技人国の在留資格は、許可時に予定していた「専門業務」を前提として認められています。
しかし、許可後に時の経過や会社の事情変更により、当初予定していた業務量を十分に確保できなくなるケースがあります。
このような場合、どのように対応すべきでしょうか。
1. 社内の別の専門業務へ配置転換
例えば、当初「人文知識」分野で許可を得ていた外国人について、業務量が減少した場合に、
社内で「国際業務」や「技術」分野の業務へ配置転換することは、適法な対応となり得ます。
▶ ポイント
専門業務の範囲内であることが前提です。
また、業務内容と学歴・経歴との関連性が乏しい場合には、更新時に問題となる可能性があります。
▶ 具体例
●経済学部出身で営業職(人文知識)として採用された外国人が、業務量の減少により、同じ会社内でマーケティング業務へ配置転換する場合、
👉 学歴との関連性が認められやすい。
●同じ外国人が、ITエンジニア業務(技術分野)へ配置転換される場合、
👉 専攻や実務経験との関連性が乏しいと判断される可能性があり、更新時に問題となることがあります。
2. 他社への転職
技人国は、「企業内転勤」と異なり、特定の企業に在留資格が紐づいているわけではありません。

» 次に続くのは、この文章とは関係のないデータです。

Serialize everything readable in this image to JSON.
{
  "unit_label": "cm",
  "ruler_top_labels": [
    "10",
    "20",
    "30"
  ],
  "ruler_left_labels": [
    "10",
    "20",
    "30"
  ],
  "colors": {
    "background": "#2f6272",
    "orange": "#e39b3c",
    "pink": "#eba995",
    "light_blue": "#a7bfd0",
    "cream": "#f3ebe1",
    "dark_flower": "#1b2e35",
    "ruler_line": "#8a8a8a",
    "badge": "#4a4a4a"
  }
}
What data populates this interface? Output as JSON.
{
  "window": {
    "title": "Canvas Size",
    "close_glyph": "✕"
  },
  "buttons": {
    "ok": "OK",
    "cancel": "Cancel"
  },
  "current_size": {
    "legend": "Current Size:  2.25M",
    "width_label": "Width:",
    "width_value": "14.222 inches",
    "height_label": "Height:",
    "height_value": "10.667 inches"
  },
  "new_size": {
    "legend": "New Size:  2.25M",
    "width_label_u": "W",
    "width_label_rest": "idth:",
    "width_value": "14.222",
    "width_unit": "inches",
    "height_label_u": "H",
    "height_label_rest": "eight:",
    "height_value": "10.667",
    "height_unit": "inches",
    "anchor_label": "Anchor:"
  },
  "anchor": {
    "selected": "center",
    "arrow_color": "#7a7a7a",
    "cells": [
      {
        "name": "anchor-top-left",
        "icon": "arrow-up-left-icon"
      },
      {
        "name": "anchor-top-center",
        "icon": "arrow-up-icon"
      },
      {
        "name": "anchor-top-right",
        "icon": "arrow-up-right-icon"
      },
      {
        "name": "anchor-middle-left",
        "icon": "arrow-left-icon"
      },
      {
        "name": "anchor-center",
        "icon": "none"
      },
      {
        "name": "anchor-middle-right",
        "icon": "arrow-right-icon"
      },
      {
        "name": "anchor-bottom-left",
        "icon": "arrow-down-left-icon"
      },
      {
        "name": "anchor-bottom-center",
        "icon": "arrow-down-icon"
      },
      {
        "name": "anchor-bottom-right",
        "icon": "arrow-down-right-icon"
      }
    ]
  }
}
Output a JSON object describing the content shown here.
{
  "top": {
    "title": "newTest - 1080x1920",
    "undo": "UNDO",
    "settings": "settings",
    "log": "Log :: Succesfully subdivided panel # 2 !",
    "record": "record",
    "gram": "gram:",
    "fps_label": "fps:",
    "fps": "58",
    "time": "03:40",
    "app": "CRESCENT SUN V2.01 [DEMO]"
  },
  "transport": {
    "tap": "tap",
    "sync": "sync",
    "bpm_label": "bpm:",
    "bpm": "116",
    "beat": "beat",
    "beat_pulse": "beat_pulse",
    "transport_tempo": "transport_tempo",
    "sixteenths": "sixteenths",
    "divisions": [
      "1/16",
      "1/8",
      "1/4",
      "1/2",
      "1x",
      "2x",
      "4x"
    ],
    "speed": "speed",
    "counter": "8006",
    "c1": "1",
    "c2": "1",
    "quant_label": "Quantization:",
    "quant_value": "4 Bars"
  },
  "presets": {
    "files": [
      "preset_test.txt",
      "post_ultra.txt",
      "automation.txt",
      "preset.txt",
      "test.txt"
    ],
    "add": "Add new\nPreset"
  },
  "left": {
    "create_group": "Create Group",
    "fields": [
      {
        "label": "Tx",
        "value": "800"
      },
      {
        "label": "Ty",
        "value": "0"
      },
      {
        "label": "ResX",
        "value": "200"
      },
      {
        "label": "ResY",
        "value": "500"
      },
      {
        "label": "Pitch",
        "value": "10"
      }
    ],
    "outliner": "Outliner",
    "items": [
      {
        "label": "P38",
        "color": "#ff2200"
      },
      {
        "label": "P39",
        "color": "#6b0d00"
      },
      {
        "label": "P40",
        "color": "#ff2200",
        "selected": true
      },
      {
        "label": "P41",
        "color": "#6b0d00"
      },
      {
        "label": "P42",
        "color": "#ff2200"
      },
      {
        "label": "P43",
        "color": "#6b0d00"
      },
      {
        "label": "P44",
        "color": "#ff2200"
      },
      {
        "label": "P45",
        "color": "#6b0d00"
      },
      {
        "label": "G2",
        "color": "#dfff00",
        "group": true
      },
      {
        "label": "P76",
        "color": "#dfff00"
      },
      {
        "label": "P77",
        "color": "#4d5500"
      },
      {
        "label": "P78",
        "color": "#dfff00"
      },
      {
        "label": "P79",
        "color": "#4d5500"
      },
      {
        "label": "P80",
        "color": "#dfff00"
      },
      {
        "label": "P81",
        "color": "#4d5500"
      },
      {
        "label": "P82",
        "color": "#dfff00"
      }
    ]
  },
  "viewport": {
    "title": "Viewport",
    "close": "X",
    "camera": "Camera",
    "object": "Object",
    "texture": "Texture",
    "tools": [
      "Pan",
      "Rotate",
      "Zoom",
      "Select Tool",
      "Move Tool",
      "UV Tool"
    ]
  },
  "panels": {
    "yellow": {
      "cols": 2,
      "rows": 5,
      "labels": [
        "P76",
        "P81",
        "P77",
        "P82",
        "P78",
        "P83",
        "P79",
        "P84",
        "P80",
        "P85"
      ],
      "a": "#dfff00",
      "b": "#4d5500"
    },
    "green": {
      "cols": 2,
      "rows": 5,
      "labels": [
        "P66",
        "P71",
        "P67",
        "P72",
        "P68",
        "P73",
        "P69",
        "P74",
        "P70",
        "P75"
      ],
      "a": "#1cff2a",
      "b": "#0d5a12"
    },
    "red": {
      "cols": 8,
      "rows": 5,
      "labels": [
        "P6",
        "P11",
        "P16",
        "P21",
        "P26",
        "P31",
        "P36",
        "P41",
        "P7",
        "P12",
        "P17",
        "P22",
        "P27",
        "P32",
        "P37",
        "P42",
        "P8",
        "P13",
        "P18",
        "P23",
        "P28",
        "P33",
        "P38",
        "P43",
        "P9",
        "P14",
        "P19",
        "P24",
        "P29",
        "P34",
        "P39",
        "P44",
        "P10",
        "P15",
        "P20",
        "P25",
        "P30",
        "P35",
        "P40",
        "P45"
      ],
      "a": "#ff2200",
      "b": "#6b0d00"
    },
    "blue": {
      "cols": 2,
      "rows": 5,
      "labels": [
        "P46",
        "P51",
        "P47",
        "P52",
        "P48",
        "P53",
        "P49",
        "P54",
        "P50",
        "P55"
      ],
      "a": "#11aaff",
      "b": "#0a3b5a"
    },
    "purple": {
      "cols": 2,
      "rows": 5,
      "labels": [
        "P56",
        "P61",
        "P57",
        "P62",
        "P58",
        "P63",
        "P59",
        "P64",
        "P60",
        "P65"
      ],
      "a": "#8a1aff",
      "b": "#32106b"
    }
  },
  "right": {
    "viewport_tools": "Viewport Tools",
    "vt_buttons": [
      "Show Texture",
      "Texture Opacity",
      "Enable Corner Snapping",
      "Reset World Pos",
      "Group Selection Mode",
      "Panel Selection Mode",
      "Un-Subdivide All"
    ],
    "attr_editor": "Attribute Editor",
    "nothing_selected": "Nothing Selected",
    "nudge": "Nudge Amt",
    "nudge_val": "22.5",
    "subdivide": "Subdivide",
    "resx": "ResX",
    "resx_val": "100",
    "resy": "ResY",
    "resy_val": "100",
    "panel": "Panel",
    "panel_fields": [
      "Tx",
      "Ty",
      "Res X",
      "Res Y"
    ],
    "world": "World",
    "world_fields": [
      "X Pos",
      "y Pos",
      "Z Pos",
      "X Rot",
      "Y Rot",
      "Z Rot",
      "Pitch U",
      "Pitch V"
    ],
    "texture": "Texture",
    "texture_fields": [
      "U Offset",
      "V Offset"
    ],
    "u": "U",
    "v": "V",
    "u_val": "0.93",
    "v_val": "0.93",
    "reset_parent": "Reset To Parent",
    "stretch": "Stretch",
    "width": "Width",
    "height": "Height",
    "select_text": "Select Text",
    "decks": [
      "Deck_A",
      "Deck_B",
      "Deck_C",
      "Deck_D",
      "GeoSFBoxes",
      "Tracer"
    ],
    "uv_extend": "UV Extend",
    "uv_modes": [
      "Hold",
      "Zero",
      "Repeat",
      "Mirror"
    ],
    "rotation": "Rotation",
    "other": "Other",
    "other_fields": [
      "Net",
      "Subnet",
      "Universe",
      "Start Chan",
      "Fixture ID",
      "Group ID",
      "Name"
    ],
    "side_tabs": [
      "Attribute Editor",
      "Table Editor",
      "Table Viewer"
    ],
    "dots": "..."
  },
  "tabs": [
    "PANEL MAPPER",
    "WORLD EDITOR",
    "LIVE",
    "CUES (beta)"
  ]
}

そのため、自社内で専門業務を確保できない場合には、他社へ転職することも適法な対応策となります。
▶ ポイント
転職先での業務が「専門性を有する業務」である限り、適法に活動を続けることができます。無理に雇い続けるより安全で適切な選択といえます。
3. やってはいけないこと【注意】
業務量が減ったからといって、空いた時間を単純作業で恒常的に埋めることはできません。
これは、資格外活動(不法就労)と評価されるリスクがあり、受入企業も不法就労助長罪に問われる可能性があります。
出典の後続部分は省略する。